International Archives of Photogrammetry and Remote Sensing, Vol. 32, Part 7-4-3 W6, Valladolid, Spain, 3-4 June, 1999
53
INCLUSION OF MULTISPECTRAL DATA INTO OBJECT RECOGNITION
1 2
Bea Csathó , Toni Schenk, Dong-Cheon Lee and Sagi Filin
1 Byrd Polar Research Center, OSU, 1090 Carmack Rd., Columbus, OH 43210, email: csatho.l@osu.edu, phone: 1-614-292-6641
2 Department of Civil Engineering, OSU, 2070 Neil Ave., Columbus, OH 43210 email: schenk.2@osu.edu, phone: 1-614-292-7126
KEYWORDS: Data fusion, multisensor, classification, urban mapping, surface reconstruction.
ABSTRACT
In this paper, we describe how object recognition benefits from exploiting multispectral and multisensor datasets. After a brief
introduction we summarize the most important principles of object recognition and multisensor fusion. This serves as the basis for
the proposed architecture of a multisensor object recognition system. It is characterized by multistage fusion, where the different
sensory input data are processed individually and only merged at appropriate levels. The remaining sections describe the major
fusion processes. Rather than providing detailed descriptions, a few examples, obtained from the Ocean City test-data site, have been
chosen to illustrate the processing of the major data streams. The test site comprises of multispectral and aerial imagery, and laser
scanning data.
1. INTRODUCTION
The ultimate goal of digital photogrammetry is the automation
of map making. This entails understanding aerial imagery and
recognizing objects - both hard problems. Despite of the
increased research activities and the remarkable progress that
has been achieved, systems are still far from being operational
and the far-reaching goal of an automatic map making system
remains a dream.
Before an object, e.g. a building, can be measured, it must
first be identified as such. Fully automated systems have been
developed for recognizing certain objects, such as buildings
and roads on monocular aerial imageries, but their
performance largely depends on the complexity of the scene
and other factors (Shufelt, 1999). However, the utilization of
multiple sensory input data, or other ancillary data, such as
DEMs or GIS layers, opens new avenues to approach the
problem. By combining sensors that use different physical
principles and record different properties of the object space,
complementary and redundant information becomes available.

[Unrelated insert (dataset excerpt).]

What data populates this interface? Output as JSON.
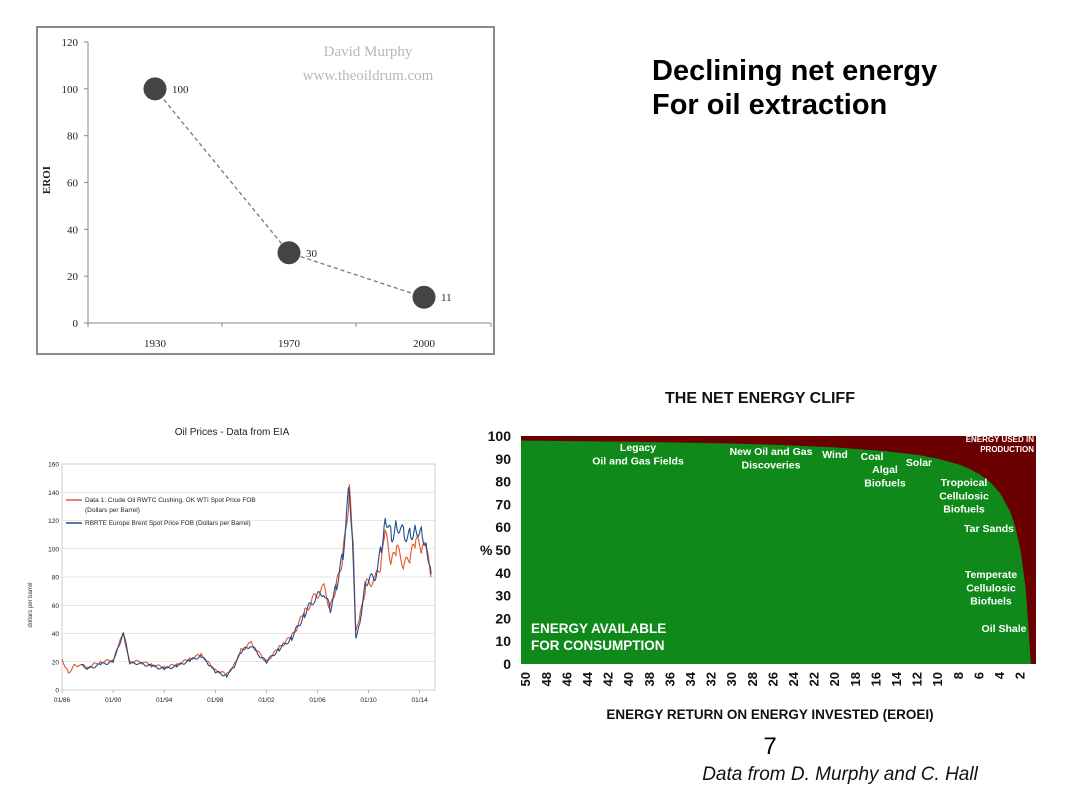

If merged properly, multisensor data may lead to a more
stable and consistent scene description. Active research topics
in object recognition include multi-image techniques using
3D feature extraction, DEM analysis or range images from
laser scanning, map- or GIS-based extraction, color or
multispectral analysis, and/or a combination of these
techniques.
Now the cardinal question is how to exploit the potential
these different data sources offer to tackle object recognition
more effectively. Ideally, proven concepts and methods in
remote sensing, digital photogrammetry and computer vision
should be combined in a synergistic fashion. The combination
may be possible through the use of multisensor data fusion, or
distributed sensing. Data fusion is concerned with the
problem of how to combine data from multiple sensors to
perform inferences that may not be possible from a single
sensor alone (Hall, 1992). In this paper, we propose a unified
framework for object recognition and multisensor data fusion.

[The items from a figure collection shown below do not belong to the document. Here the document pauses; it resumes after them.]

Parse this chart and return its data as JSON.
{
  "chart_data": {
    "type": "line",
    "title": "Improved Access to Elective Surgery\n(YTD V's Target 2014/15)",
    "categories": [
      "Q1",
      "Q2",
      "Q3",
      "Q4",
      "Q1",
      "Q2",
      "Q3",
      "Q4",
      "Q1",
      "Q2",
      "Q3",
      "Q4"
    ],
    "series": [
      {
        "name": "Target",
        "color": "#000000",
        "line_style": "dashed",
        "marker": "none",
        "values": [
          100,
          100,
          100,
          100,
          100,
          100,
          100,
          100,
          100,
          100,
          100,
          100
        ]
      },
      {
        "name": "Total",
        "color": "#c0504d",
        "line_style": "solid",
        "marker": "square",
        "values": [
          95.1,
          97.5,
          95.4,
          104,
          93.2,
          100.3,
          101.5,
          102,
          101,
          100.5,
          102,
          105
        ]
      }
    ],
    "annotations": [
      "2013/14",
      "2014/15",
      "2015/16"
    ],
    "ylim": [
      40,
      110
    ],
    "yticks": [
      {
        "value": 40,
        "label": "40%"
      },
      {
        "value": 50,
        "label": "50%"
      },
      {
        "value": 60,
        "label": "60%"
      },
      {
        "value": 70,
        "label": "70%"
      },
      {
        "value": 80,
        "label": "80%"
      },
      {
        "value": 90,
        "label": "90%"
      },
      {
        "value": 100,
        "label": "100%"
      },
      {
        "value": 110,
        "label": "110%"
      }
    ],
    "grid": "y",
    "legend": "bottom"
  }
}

We start out with a brief description of the object recognition
paradigm, followed by the discussion of different
architectures for data fusion. We then propose a multisensor
object recognition system. The remaining sections describe
the major fusion processes. Rather than providing detailed
descriptions, a few examples, obtained from the Ocean City
test-data site, have been chosen to illustrate the processing of
the major data streams. Csatho and Schenk (1998) reported
on earlier tests using the same dataset. The paper ends with
conclusions and an outline of future research.
2. BACKGROUND
2.1. Object recognition paradigm
At the heart of the paradigm is the recognition that it is
impossible to bridge the gap between sensory input data and
the desired output. Consider a gray level image as input and a
GIS as the result of object recognition. The computer does not
see an object, e.g., a building. All it has available at the outset
is an array of numbers. On the output side, however, we have
an abstract description of the object, for example, the
coordinates of its boundary. There is no direct mapping
between the two sets of numbers.
A commonly used paradigm begins with preprocessing the
raw sensory input data, followed by feature extraction and
segmentation. Features and regions are perceptually organized
until an object, or parts of an object, emerge from the data.

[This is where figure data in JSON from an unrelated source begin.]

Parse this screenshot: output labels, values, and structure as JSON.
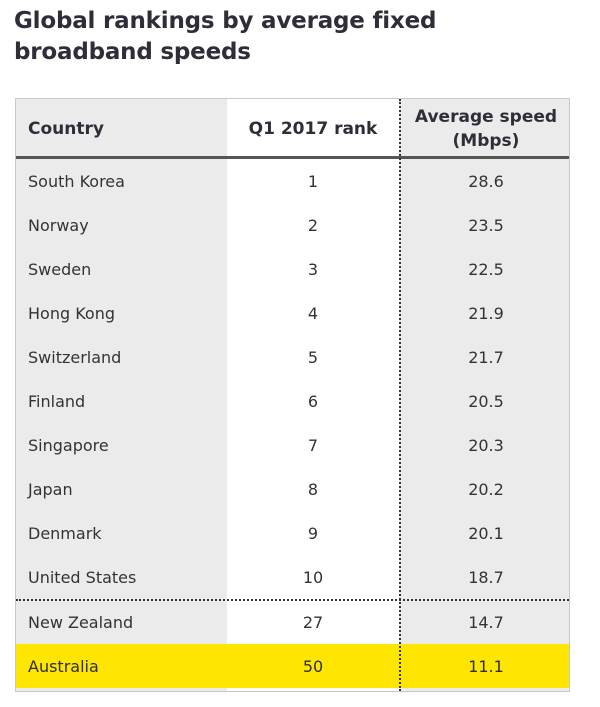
{
  "title_line1": "Global rankings by average fixed",
  "title_line2": "broadband speeds",
  "colors": {
    "highlight": "#ffe600",
    "table_bg": "#ebebeb",
    "rank_col_bg": "#ffffff"
  },
  "chart_data": {
    "type": "table",
    "title": "Global rankings by average fixed broadband speeds",
    "columns": [
      "Country",
      "Q1 2017 rank",
      "Average speed (Mbps)"
    ],
    "header": {
      "country": "Country",
      "rank": "Q1 2017 rank",
      "speed_line1": "Average speed",
      "speed_line2": "(Mbps)"
    },
    "rows": [
      {
        "country": "South Korea",
        "rank": "1",
        "speed": "28.6"
      },
      {
        "country": "Norway",
        "rank": "2",
        "speed": "23.5"
      },
      {
        "country": "Sweden",
        "rank": "3",
        "speed": "22.5"
      },
      {
        "country": "Hong Kong",
        "rank": "4",
        "speed": "21.9"
      },
      {
        "country": "Switzerland",
        "rank": "5",
        "speed": "21.7"
      },
      {
        "country": "Finland",
        "rank": "6",
        "speed": "20.5"
      },
      {
        "country": "Singapore",
        "rank": "7",
        "speed": "20.3"
      },
      {
        "country": "Japan",
        "rank": "8",
        "speed": "20.2"
      },
      {
        "country": "Denmark",
        "rank": "9",
        "speed": "20.1"
      },
      {
        "country": "United States",
        "rank": "10",
        "speed": "18.7"
      },
      {
        "country": "New Zealand",
        "rank": "27",
        "speed": "14.7"
      },
      {
        "country": "Australia",
        "rank": "50",
        "speed": "11.1",
        "highlighted": true
      }
    ]
  }
}
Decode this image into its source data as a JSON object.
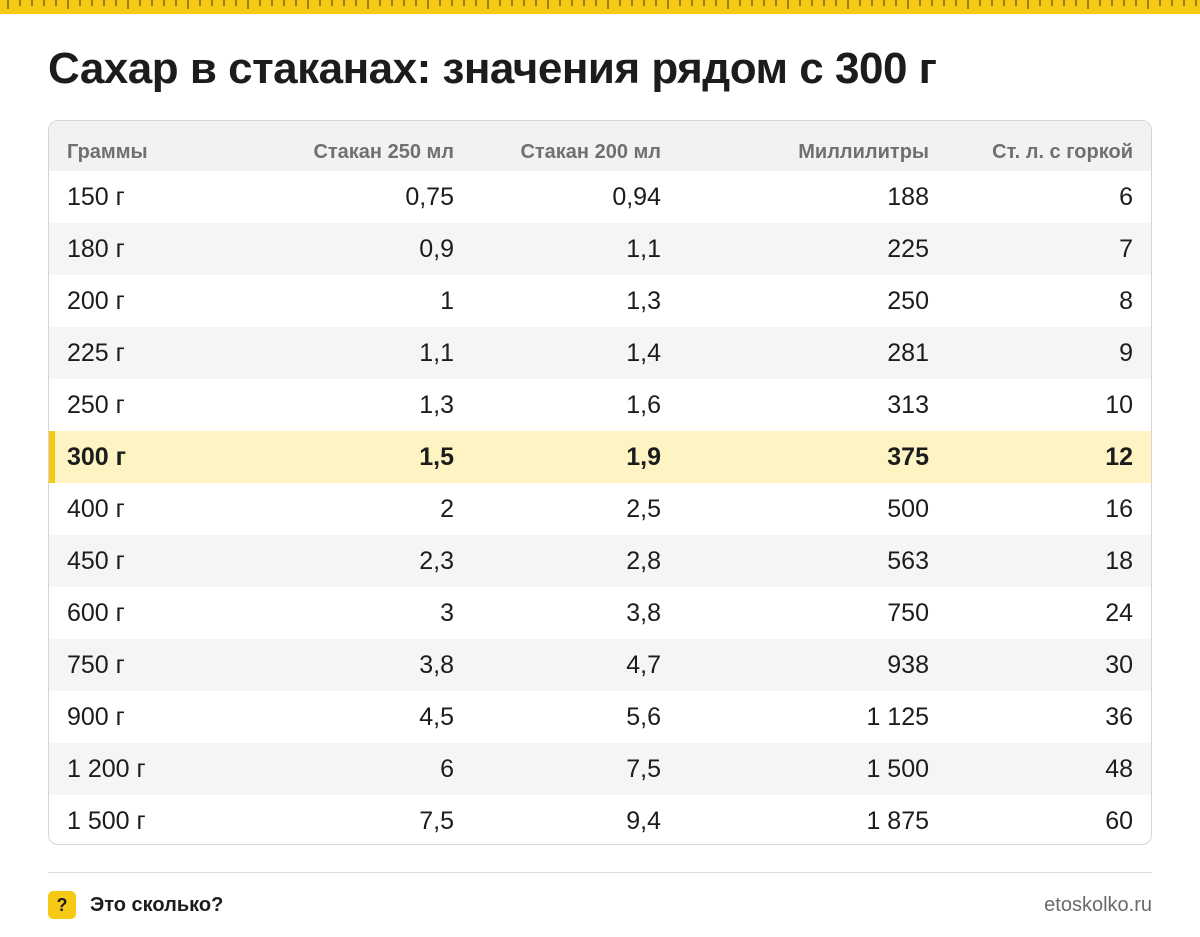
{
  "title": "Сахар в стаканах: значения рядом с 300 г",
  "colors": {
    "accent": "#f6c915",
    "highlight_row": "#fdf3c3",
    "header_bg": "#f2f2f2",
    "alt_row": "#f5f5f5"
  },
  "table": {
    "columns": [
      "Граммы",
      "Стакан 250 мл",
      "Стакан 200 мл",
      "Миллилитры",
      "Ст. л. с горкой"
    ],
    "highlighted_row": 5,
    "rows": [
      [
        "150 г",
        "0,75",
        "0,94",
        "188",
        "6"
      ],
      [
        "180 г",
        "0,9",
        "1,1",
        "225",
        "7"
      ],
      [
        "200 г",
        "1",
        "1,3",
        "250",
        "8"
      ],
      [
        "225 г",
        "1,1",
        "1,4",
        "281",
        "9"
      ],
      [
        "250 г",
        "1,3",
        "1,6",
        "313",
        "10"
      ],
      [
        "300 г",
        "1,5",
        "1,9",
        "375",
        "12"
      ],
      [
        "400 г",
        "2",
        "2,5",
        "500",
        "16"
      ],
      [
        "450 г",
        "2,3",
        "2,8",
        "563",
        "18"
      ],
      [
        "600 г",
        "3",
        "3,8",
        "750",
        "24"
      ],
      [
        "750 г",
        "3,8",
        "4,7",
        "938",
        "30"
      ],
      [
        "900 г",
        "4,5",
        "5,6",
        "1 125",
        "36"
      ],
      [
        "1 200 г",
        "6",
        "7,5",
        "1 500",
        "48"
      ],
      [
        "1 500 г",
        "7,5",
        "9,4",
        "1 875",
        "60"
      ]
    ]
  },
  "footer": {
    "badge": "?",
    "brand": "Это сколько?",
    "site": "etoskolko.ru"
  }
}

This data model is then compared with a model of the
physical object. If there is sufficient agreement, the data
model is labeled accordingly. In a first step, the sensor data
usually require some pre-processing. For example, images
may be radiometrically adjusted, oriented and perhaps
normalized. Similarly, raw laser altimeter data are processed
to 3-D points in object space.
The motivation for feature extraction is to capture information
from the processed sensory data that is somehow related to
the objects to be recognized. Edges are a typical example.